05.07 Kabels en leidingen

Vanaf 2025 is de nieuwe legesverordening in werking. De gemeente heft nu leges op graafmeldingen. Voor 2025 was dit nog niet mogelijk. De nieuwe legesverordening resulteert naar verwachting (e.e.a. afhankelijk van het aantal meldingen) in een geprognotiseerd structureel voordeel van 295.000. Daarnaast loopt de raamovereenkomst voor het dichtstraten van sleuven bij kabels en leidingen af. Er is besloten om deze werkzaamheden voortaan door de nutspartijen zelf te laten uitvoeren. Dit leidt niet alleen tot lagere kosten, maar ook tot lagere opbrengsten. Dit resulteert in een structureel nadeel van 36.000 wat ontstaat door een verschil tussen vastgestelde hersteltarieven (opbrengsten) en inschrijfprijzen op de raamovereenkomst (kosten).

05.08 Gestegen kosten kinderboerderij

Afgelopen jaren zijn de kosten van de kinderboerderij gestegen met 60.000 per jaar. Dit wordt veroorzaakt door de hogere kostprijs van alles dat ingekocht moet worden, zoals voer en dierenarts. We zien een gestage groei van bezoekers aan de kinderboerderij: 2021 58.000, 2022 63.000, 2023 66.000, 2024 70.000. Hierdoor is extra ureninzet noodzakelijk om het ook op de drukke dagen prettig en veilig te houden voor bezoekers. Dit speelt met name op de woensdagmiddag en zaterdag. Kosten 30.000 per jaar. De groei van het aantal bezoekers genereert extra inkomsten van 37.500 per jaar. Denk aan inkomsten uit voerautomaat, ponyrijden, verjaardagpartijtjes en evenementen.

05.09 Inhaalslag snoeien

Uit de BVC’s (Boom Veiligheid Controles) blijkt dat veel bomen gesnoeid moeten worden om onveilige situaties te verhelpen of te voorkomen dat deze in de nabije toekomst ontstaan. Hiervoor is incidenteel  €80.000 extra budget noodzakelijk om de bomen de zorg te geven die ze nodig hebben en te zorgen dat mensen veilig gebruik kunnen blijven maken van de openbare ruimte.

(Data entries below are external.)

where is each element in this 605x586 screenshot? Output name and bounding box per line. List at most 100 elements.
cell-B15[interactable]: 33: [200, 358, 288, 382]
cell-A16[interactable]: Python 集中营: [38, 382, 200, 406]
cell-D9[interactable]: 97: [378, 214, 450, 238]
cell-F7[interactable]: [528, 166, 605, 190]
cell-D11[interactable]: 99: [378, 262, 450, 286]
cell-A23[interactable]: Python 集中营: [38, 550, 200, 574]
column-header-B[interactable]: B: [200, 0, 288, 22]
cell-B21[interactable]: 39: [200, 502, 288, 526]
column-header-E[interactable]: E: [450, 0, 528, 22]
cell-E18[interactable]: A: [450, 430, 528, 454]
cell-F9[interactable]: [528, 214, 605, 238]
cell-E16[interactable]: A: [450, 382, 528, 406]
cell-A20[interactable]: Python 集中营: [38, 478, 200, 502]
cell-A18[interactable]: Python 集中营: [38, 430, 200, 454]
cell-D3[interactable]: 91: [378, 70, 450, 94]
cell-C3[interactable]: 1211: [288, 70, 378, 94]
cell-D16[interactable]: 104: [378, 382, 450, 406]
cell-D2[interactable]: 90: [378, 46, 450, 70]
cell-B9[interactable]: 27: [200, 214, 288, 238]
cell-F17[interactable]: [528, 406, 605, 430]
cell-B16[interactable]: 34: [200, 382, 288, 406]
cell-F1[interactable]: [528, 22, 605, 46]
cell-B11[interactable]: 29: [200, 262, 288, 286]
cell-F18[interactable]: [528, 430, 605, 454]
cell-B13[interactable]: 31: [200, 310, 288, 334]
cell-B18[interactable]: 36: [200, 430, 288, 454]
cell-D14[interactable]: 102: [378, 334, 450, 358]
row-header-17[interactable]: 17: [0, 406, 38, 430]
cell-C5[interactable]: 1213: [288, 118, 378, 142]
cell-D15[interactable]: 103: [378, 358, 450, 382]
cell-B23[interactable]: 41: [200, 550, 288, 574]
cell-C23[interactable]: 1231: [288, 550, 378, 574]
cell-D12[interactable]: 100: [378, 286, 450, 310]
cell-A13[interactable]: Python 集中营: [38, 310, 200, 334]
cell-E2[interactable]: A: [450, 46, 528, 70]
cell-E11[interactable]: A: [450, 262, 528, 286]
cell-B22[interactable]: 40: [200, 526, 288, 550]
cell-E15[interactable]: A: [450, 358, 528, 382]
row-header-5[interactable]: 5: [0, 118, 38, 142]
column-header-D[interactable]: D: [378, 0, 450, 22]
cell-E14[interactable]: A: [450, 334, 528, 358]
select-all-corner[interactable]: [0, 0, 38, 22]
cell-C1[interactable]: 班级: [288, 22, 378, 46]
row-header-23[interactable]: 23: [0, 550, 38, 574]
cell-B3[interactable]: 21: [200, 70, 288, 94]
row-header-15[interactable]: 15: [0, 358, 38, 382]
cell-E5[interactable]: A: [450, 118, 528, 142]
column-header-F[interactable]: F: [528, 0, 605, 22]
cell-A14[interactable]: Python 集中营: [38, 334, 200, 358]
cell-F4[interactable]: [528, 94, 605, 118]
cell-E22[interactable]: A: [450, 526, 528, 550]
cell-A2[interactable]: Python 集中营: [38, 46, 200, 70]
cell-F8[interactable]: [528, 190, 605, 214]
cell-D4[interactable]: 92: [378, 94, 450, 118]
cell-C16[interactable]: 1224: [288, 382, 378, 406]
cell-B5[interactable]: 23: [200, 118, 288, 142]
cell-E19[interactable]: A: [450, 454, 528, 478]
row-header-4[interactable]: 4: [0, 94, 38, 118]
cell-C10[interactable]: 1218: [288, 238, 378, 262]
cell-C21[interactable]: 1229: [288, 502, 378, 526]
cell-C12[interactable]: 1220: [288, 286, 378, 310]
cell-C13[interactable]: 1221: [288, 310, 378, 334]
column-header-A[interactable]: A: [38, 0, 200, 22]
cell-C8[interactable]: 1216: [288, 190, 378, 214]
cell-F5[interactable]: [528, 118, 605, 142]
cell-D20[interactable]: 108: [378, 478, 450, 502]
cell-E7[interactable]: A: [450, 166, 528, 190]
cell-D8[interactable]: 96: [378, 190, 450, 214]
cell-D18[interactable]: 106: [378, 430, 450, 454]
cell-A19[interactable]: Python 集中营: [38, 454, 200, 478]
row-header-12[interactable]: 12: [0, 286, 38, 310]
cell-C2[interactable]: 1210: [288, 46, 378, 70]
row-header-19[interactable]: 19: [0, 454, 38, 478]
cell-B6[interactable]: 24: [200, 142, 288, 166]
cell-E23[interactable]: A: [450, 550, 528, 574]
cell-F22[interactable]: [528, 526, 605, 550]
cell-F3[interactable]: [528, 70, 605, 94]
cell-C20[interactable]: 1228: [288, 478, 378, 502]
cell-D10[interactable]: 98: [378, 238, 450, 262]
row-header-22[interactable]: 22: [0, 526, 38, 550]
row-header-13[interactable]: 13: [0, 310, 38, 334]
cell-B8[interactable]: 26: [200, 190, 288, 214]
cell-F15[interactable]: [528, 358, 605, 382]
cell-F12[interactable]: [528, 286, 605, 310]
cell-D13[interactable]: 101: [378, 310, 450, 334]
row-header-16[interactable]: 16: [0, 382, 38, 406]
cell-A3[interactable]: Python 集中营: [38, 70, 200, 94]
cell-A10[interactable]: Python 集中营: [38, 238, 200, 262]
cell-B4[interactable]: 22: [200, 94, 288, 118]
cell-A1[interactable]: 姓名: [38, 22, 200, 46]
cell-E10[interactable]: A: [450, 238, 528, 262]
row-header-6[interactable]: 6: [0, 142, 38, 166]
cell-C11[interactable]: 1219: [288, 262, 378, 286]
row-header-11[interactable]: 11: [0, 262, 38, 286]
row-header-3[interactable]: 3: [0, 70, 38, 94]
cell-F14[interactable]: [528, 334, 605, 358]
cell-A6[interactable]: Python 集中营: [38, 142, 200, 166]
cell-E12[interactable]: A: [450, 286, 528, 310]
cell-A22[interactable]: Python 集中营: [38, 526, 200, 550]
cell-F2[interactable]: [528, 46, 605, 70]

05.10 Gestegen kosten Samen aan de Slag

Samen aan de Slag groeit nog steeds; inmiddels beheren we zo’n 5.000 convenanten. Die groei gaat gepaard met extra werk, extra plantgoed, materialen, aarde etc. We zien ook dat de aannemerskosten stijgen. Om ook dit jaar de aanvragen van de bewoners te kunnen realiseren is daarom een eenmalig extra budget nodig van € 50.000.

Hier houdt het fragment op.